Iranian regional policies have given it an edge over US allies in the region. Iran has exploited military and political indecisiveness from Arab regional powers and consequently reached the southern coasts of the Gulf through the Houthis' advances.
This could have helped the Islamic Republic's position in the political dimension of the nuclear deal, whereby Western powers are inclined to acknowledge a greater role for Iran in the future of the Middle East.
Iran appears to be a stable country with significant military capabilities and sectarian soft power, a status the West not only cannot ignore, but also actually needs.
Turning the tide in Tehran
Going by the famous saying "better late than never", Iran's rivals in the Middle East have come together, with Israel, to "change the facts on the ground" having failed to turn the tide on the negotiating table.
In Syria, Assad's forces, fighting alongside Hizballah, are advancing south toward the Golan Heights. Rebel groups are struggling to contain that offensive, facing a shortage of resources and fighters. But the tide is turning on Iran and its allies in the north.
As the Gulf countries formed the "Decisive Storm" coalition in Yemen, rebel groups in Syria formed the "Fattah Army" coalition - including al-Nusra Front, Jund al-Aqsa, Jaish al-Sunna, Liwa al-Haqq, Ajnad al-Sham, and Faynad al-Sham - to take back the strategic city of Idlib in Syria's north.
The city lies between Aleppo, Hama and Homs. The capture of Idlib from Assad's troops and securing the northern routes would be a strategic blow for Iran's position in Syria.
In Yemen, the Iranian-backed Houthis have a history of military confrontation with Saudi Arabia. However, the support the Houthis get from Iran is unmatched in their history of struggle with local Yemeni forces and Gulf countries alike.
Capitalising on this line of support, Houthis took over Sanaa and moved swiftly toward the south, reaching Aden this week. Houthis rejected all calls for negotiations, stormed political conferences across the country and enforced their rule at gunpoint.
In response, Saudi Arabia launched a "shock and awe" offensive on Sanaa on the first night of the operation. On its first day, Egyptian naval vessels were already at the coastal city of Aden, and Houthi-held air and military bases, radar, and political offices were pounded by Saudi jets.

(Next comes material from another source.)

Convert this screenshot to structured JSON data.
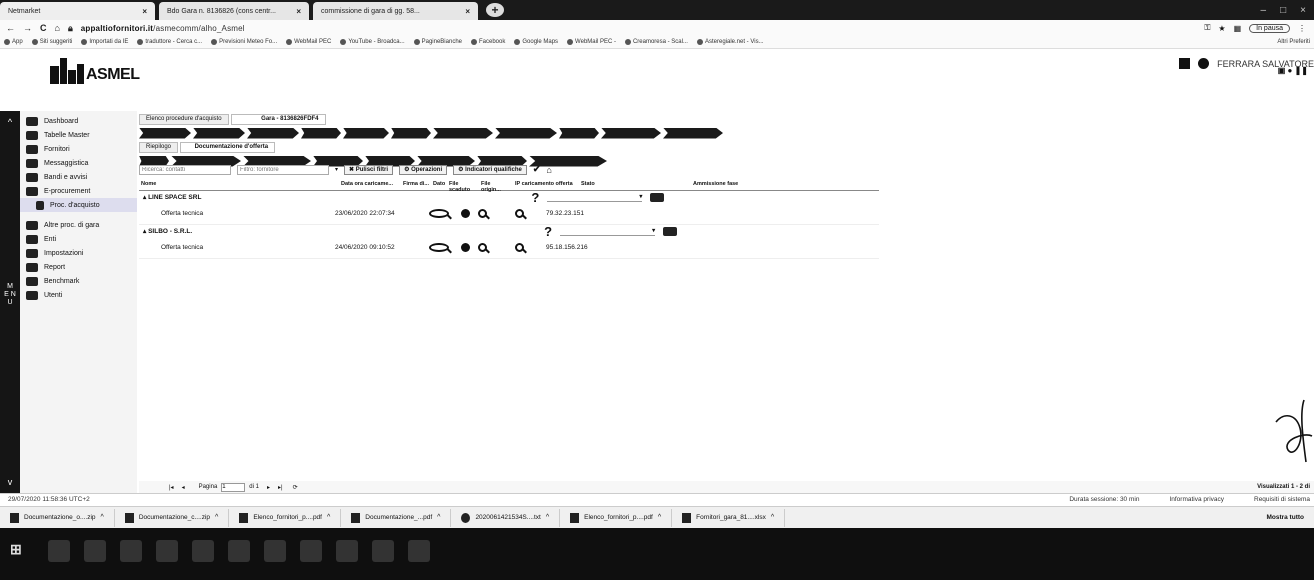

The Saudi-led offensive seems, so far, to be uniting Yemenis rather than dividing them further. |
The Saudi-led offensive seems, so far, to be uniting Yemenis rather than dividing them further, however.
Numerous prominent critics of the Houthis have raised concerns regarding "Decisive Storm".

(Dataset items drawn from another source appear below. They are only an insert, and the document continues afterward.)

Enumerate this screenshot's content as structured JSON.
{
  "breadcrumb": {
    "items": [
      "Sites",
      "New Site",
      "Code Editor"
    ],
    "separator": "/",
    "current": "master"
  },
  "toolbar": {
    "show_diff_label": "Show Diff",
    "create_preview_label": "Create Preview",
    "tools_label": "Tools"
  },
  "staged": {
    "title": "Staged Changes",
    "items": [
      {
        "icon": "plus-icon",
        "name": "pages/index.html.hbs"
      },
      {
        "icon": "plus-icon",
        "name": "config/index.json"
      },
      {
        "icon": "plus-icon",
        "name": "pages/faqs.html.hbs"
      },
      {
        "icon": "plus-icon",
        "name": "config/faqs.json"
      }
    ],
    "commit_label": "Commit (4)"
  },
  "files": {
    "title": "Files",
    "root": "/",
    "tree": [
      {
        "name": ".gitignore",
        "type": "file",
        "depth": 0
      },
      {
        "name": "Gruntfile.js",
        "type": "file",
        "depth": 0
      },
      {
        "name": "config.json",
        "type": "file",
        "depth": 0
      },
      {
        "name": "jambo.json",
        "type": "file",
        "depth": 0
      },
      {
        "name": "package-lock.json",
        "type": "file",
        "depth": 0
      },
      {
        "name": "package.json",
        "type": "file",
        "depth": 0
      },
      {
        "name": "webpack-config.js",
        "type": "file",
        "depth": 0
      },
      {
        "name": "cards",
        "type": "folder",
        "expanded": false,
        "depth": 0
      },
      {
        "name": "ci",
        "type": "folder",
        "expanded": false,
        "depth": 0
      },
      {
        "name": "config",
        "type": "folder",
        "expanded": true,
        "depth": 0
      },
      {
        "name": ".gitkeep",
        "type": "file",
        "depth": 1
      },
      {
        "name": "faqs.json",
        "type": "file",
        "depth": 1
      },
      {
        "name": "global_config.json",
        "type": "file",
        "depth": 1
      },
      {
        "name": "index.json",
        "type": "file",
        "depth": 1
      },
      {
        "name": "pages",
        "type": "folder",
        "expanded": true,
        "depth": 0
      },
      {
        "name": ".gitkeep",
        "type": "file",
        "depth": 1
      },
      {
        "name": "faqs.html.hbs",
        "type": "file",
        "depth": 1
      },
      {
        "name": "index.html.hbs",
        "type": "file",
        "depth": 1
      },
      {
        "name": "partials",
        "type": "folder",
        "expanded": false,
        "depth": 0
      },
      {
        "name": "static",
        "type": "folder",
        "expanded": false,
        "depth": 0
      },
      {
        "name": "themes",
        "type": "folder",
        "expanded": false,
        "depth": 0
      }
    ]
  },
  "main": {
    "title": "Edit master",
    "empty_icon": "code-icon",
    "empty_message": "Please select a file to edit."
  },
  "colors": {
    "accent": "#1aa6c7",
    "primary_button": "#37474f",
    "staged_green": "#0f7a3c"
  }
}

The last thing most Yemenis want at the moment is to further internationalise a local conflict. To be fair, this feeling has yet to become a Yemeni consensus. But as history repeats itself in Yemen, a most certain conclusion will be regret.
The 'Decisive Storm' of a nuclear deal
It will take a while to know how decisive "Decisive Storm" is.

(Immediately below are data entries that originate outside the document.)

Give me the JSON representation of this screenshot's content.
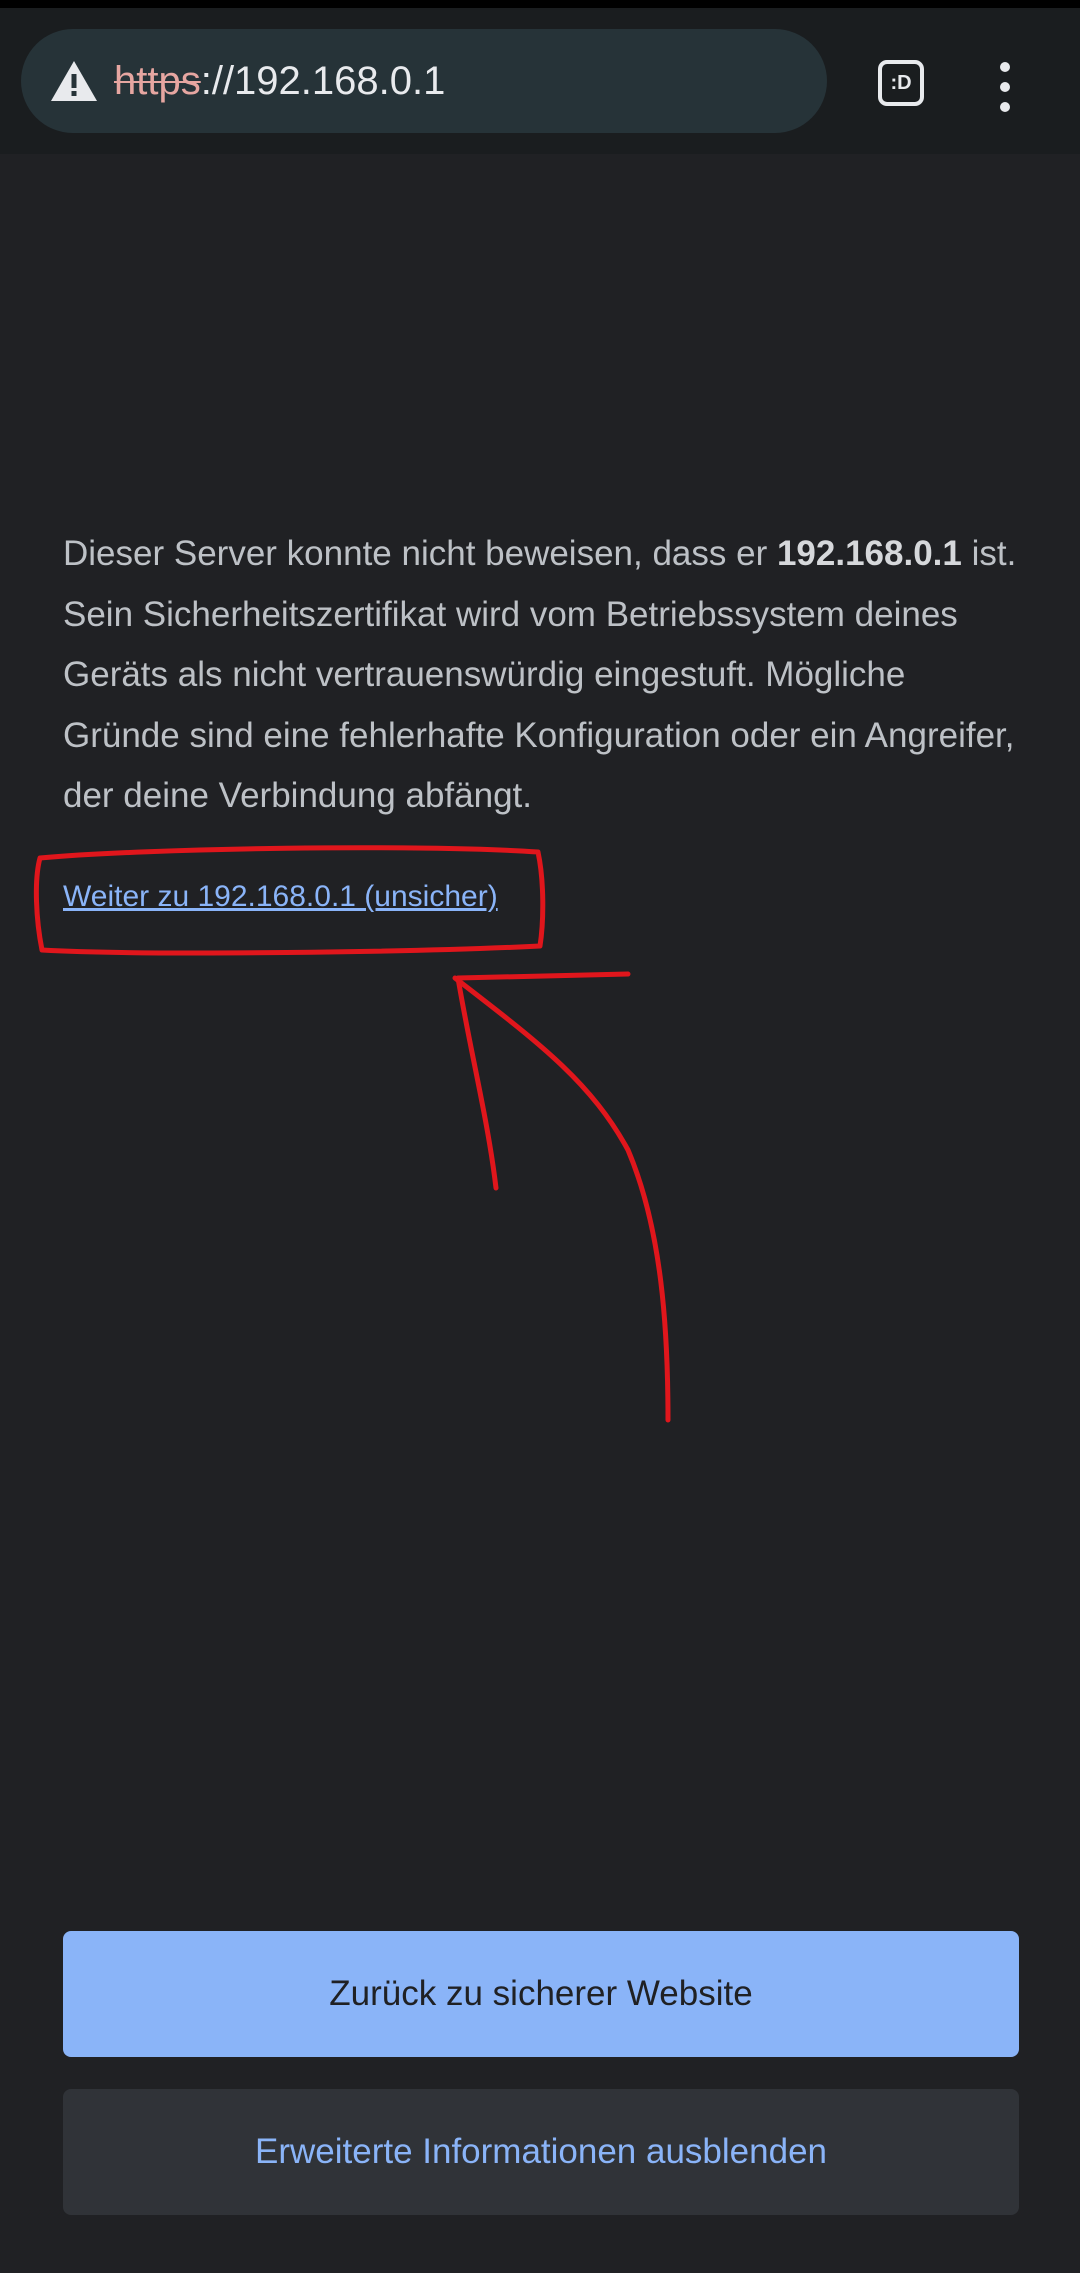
{
  "browser": {
    "url_scheme": "https",
    "url_rest": "://192.168.0.1",
    "tab_switcher_label": ":D",
    "warning_icon": "warning-triangle-icon",
    "menu_icon": "more-vert-icon"
  },
  "interstitial": {
    "text_before_host": "Dieser Server konnte nicht beweisen, dass er ",
    "host": "192.168.0.1",
    "text_after_host": " ist. Sein Sicherheitszertifikat wird vom Betriebssystem deines Geräts als nicht vertrauenswürdig eingestuft. Mögliche Gründe sind eine fehlerhafte Konfiguration oder ein Angreifer, der deine Verbindung abfängt.",
    "proceed_link": "Weiter zu 192.168.0.1 (unsicher)",
    "back_button": "Zurück zu sicherer Website",
    "details_button": "Erweiterte Informationen ausblenden"
  },
  "colors": {
    "background": "#202124",
    "accent": "#8ab4f8",
    "annotation": "#e0161c"
  }
}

It is not only dependent on the Saudi-led military operation, but also on the outcomes of the nuclear talks with Iran. The operation launched in Yemen might well serve as a distraction for Iran's rivals, while Iran seals the deal with the West.
The same operation, however, might be decisive enough to complicate the talks even further and stall the diplomatic momentum. Two years ago, a Saudi offensive in Yemen could have possibly blown up the nuclear talks.
What is certain now is that this week will definitely prove to be "decisive".